WASHINGTON — The House's top two Democrats on Monday called some of the behavior of health care overhaul opponents "simply un-American." The White House disagreed.
Protesters have disrupted town-hall meetings held by lawmakers, in some cases shouting down speakers at the events. Police have had to intervene and videos of the events have circulated widely on YouTube and cable news.
"These disruptions are occurring because opponents are afraid not just of differing views – but of the facts themselves," said Speaker Nancy Pelosi of California and Majority Leader Steny Hoyer of Maryland. "Drowning out opposing views is simply un-American. Drowning out the facts is how we failed at this task for decades."
A White House spokesman didn't directly respond when asked what the president thought of the comments, published in an opinion piece in USA Today.
"The president thinks that if people want to come and have a spirited debate about health care, a real vigorous conversation about it, that's a part of the American tradition and he encourages that, because people do have questions and concerns," spokesman Bill Burton told reporters.
"Now, if you just want to come to a town hall so that you can disrupt and so that you can scream over another person, he doesn't think that that's productive," Burton said.
There was an immediate response to Pelosi and Hoyer from House Minority Leader John Boehner, R-Ohio.
"To label Americans who are expressing vocal opposition to the Democrats' plan 'un-American' is outrageous and reprehensible," Boehner said in a statement.
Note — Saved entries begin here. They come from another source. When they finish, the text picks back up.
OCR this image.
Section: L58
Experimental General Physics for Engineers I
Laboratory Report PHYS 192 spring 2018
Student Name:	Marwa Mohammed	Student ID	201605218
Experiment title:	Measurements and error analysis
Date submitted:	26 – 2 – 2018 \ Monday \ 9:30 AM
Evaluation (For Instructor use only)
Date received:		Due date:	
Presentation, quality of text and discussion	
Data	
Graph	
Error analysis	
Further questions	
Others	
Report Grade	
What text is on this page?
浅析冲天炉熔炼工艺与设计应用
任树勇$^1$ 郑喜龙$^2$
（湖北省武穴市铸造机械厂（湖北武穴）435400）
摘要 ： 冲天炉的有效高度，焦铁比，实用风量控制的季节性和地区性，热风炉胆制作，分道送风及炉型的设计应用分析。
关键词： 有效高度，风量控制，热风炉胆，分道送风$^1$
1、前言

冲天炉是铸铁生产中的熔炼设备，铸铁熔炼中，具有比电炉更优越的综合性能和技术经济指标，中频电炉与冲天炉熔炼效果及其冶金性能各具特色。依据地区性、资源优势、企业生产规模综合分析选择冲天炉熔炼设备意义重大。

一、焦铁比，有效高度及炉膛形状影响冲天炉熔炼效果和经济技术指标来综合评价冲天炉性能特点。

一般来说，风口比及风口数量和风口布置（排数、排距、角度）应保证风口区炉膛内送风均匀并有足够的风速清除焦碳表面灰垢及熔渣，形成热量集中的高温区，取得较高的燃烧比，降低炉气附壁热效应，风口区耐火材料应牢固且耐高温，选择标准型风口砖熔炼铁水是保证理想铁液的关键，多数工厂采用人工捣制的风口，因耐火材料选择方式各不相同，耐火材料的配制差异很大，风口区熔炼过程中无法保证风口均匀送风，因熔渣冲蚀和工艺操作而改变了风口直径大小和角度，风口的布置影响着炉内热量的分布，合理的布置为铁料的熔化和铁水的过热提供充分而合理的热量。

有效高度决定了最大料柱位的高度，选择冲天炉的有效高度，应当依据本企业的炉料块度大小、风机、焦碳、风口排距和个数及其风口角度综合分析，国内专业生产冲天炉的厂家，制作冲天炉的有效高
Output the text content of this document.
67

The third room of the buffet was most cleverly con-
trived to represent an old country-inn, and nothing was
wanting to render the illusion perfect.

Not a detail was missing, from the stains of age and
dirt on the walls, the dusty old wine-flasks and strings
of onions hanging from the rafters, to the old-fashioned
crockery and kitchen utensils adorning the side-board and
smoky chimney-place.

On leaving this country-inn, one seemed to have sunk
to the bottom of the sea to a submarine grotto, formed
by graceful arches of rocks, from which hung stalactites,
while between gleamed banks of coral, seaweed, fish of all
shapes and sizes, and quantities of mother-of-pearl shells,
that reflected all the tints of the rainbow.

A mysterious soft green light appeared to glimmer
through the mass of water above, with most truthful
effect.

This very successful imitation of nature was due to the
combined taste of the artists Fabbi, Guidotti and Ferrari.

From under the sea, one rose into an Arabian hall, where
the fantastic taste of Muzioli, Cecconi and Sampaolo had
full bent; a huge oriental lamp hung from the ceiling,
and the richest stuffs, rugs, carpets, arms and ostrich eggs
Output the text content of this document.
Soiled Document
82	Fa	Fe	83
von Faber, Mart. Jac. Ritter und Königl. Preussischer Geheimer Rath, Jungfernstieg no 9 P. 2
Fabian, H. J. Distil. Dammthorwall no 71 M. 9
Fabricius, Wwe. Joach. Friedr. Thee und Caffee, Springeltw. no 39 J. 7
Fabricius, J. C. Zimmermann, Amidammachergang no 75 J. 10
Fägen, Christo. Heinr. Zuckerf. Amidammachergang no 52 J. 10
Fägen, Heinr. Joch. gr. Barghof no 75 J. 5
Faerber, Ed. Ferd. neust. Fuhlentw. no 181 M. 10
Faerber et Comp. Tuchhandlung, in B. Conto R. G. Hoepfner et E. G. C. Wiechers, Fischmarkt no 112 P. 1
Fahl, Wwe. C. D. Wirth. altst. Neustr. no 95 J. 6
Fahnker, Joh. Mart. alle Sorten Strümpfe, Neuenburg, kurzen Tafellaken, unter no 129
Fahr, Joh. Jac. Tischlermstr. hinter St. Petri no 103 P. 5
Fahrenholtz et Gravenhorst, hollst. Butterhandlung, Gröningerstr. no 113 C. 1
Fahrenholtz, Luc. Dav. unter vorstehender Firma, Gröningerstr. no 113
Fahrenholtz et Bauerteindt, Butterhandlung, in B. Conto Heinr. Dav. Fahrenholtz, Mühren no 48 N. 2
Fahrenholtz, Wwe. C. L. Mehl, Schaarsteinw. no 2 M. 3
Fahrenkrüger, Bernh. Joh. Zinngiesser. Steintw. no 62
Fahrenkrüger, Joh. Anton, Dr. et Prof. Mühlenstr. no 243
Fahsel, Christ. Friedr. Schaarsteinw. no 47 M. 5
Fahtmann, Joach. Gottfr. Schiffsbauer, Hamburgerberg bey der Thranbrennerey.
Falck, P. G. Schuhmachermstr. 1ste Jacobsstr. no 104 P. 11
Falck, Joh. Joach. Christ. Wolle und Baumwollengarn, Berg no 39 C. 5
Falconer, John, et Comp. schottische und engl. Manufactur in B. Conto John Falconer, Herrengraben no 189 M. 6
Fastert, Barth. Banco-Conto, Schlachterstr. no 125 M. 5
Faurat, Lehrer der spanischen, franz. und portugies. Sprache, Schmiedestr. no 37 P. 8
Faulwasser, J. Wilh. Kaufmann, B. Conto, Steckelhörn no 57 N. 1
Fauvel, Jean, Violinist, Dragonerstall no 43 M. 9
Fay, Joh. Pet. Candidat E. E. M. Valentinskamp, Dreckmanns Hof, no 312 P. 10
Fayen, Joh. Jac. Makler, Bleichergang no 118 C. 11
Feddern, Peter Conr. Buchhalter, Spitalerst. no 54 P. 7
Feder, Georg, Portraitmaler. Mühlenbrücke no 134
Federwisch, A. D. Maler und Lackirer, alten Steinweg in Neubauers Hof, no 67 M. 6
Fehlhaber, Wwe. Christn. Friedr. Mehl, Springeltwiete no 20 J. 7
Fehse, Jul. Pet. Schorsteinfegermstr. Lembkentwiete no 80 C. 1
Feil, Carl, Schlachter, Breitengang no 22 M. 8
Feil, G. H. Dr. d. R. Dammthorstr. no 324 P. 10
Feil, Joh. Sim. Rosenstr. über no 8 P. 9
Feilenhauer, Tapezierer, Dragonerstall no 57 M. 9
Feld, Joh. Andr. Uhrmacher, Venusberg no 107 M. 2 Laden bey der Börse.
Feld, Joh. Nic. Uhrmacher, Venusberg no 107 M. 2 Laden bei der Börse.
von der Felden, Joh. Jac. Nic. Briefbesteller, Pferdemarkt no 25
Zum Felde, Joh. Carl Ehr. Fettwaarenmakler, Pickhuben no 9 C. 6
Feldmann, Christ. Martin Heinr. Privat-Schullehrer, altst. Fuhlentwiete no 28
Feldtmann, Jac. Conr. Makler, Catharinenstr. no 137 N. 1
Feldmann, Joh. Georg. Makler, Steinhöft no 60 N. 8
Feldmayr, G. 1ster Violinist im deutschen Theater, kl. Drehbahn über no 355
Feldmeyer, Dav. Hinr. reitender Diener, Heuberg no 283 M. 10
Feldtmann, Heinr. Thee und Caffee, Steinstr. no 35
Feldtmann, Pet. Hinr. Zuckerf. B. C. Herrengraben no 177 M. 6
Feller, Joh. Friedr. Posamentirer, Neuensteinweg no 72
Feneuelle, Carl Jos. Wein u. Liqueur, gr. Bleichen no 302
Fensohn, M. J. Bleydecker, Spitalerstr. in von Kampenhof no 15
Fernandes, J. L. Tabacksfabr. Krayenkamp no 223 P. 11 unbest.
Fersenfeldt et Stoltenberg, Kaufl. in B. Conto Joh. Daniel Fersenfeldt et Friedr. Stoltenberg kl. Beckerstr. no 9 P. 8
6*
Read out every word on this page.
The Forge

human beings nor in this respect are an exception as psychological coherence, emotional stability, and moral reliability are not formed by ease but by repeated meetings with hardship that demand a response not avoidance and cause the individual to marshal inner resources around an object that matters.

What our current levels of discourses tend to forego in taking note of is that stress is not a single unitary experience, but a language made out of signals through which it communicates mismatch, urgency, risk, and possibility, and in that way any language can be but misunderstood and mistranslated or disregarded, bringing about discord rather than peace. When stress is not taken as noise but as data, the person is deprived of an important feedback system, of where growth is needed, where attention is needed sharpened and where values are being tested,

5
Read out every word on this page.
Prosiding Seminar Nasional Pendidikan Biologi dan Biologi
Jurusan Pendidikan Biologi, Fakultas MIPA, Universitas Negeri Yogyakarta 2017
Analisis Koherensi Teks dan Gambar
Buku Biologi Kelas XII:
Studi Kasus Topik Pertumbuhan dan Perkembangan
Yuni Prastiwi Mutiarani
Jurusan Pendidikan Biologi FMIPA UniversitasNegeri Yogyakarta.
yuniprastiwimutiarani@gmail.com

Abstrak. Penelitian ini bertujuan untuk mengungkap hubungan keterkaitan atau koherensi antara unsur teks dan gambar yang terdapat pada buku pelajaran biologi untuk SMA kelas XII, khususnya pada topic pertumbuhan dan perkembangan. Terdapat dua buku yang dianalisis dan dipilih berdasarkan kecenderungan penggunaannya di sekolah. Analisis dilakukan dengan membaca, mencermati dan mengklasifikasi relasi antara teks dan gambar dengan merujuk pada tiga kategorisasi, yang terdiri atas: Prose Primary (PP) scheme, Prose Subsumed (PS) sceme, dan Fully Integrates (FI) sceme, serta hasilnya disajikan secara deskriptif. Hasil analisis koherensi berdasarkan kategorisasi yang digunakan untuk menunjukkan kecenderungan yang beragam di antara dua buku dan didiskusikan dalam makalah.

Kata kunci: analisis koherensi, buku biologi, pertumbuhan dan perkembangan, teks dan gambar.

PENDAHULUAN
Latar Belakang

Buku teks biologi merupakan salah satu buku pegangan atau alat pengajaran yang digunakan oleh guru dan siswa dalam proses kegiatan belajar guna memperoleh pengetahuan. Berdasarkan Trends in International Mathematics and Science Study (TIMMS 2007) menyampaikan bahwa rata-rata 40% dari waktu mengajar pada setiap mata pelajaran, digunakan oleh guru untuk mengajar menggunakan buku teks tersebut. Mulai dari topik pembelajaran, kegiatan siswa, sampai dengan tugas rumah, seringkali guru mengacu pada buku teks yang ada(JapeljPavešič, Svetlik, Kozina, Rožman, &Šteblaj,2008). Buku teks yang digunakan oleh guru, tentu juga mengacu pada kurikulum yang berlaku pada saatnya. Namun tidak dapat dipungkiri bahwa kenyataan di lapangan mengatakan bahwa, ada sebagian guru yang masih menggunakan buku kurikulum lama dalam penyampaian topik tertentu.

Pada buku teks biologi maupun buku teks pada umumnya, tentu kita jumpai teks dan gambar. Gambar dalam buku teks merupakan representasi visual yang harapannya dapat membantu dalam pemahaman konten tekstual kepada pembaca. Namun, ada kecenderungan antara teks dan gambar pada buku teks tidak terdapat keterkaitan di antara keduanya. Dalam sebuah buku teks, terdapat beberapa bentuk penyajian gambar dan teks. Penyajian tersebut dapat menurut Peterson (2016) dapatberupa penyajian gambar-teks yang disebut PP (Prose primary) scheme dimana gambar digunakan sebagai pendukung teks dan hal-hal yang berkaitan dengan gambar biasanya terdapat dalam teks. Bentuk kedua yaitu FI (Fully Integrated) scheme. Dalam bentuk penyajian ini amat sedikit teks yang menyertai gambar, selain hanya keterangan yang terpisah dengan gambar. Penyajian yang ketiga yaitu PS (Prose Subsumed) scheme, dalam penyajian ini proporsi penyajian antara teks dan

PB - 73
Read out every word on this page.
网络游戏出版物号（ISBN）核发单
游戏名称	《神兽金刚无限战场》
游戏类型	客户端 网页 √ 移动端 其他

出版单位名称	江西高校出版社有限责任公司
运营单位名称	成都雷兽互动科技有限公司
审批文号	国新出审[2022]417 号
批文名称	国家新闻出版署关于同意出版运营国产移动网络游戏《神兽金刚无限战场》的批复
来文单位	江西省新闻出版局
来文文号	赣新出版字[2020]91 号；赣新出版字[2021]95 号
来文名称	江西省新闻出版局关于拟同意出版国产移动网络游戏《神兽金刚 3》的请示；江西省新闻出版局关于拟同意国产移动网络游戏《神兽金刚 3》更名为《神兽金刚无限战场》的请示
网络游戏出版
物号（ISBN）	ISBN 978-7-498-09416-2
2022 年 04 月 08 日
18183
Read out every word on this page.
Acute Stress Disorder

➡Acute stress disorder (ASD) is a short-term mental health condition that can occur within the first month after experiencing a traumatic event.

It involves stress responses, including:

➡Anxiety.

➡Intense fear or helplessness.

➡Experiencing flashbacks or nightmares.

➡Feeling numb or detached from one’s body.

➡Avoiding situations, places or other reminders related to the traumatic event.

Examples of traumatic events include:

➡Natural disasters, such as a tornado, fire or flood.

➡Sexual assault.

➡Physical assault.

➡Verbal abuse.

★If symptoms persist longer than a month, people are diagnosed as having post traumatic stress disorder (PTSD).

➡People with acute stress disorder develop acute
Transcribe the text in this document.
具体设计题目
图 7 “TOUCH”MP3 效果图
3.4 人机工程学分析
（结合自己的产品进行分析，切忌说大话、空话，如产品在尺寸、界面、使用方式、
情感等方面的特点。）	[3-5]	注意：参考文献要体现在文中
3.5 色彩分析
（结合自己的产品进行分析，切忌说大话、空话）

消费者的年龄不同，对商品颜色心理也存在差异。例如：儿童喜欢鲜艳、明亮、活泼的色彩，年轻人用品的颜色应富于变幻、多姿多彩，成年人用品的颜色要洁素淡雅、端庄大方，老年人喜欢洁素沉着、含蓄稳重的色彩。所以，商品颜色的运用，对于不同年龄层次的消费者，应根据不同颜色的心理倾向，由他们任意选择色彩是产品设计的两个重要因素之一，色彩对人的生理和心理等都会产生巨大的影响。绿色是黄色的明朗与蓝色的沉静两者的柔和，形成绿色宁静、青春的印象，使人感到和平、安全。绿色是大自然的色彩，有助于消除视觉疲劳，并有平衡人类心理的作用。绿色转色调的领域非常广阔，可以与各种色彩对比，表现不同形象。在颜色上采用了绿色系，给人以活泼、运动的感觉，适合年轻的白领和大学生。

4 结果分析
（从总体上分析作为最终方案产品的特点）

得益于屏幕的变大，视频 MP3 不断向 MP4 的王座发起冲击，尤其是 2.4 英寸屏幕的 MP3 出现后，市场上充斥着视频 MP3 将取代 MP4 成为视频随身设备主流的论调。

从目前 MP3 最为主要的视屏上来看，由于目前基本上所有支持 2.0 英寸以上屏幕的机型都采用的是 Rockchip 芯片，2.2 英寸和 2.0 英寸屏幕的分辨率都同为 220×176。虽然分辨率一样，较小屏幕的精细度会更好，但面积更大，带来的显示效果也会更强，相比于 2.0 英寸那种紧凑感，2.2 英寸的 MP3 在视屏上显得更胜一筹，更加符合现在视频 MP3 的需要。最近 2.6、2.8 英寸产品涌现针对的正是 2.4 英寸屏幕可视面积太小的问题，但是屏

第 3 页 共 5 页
Pelosi and Hoyer contended that the protests were an "ugly campaign" meant to misrepresent health overhaul legislation before Congress as well as disrupt public meetings.
Democratic leaders have argued that the protests have been ginned up by the Republican Party and national conservative and industry groups. National and local conservative groups as well as the insurance industry are encouraging people to attend the town hall events, but many activists at the events have said they're motivated by real concerns about the health care plans.
Meanwhile labor unions and the Democratic Party are encouraging their supporters to go to town hall and other events to support President Barack Obama's health overhaul agenda.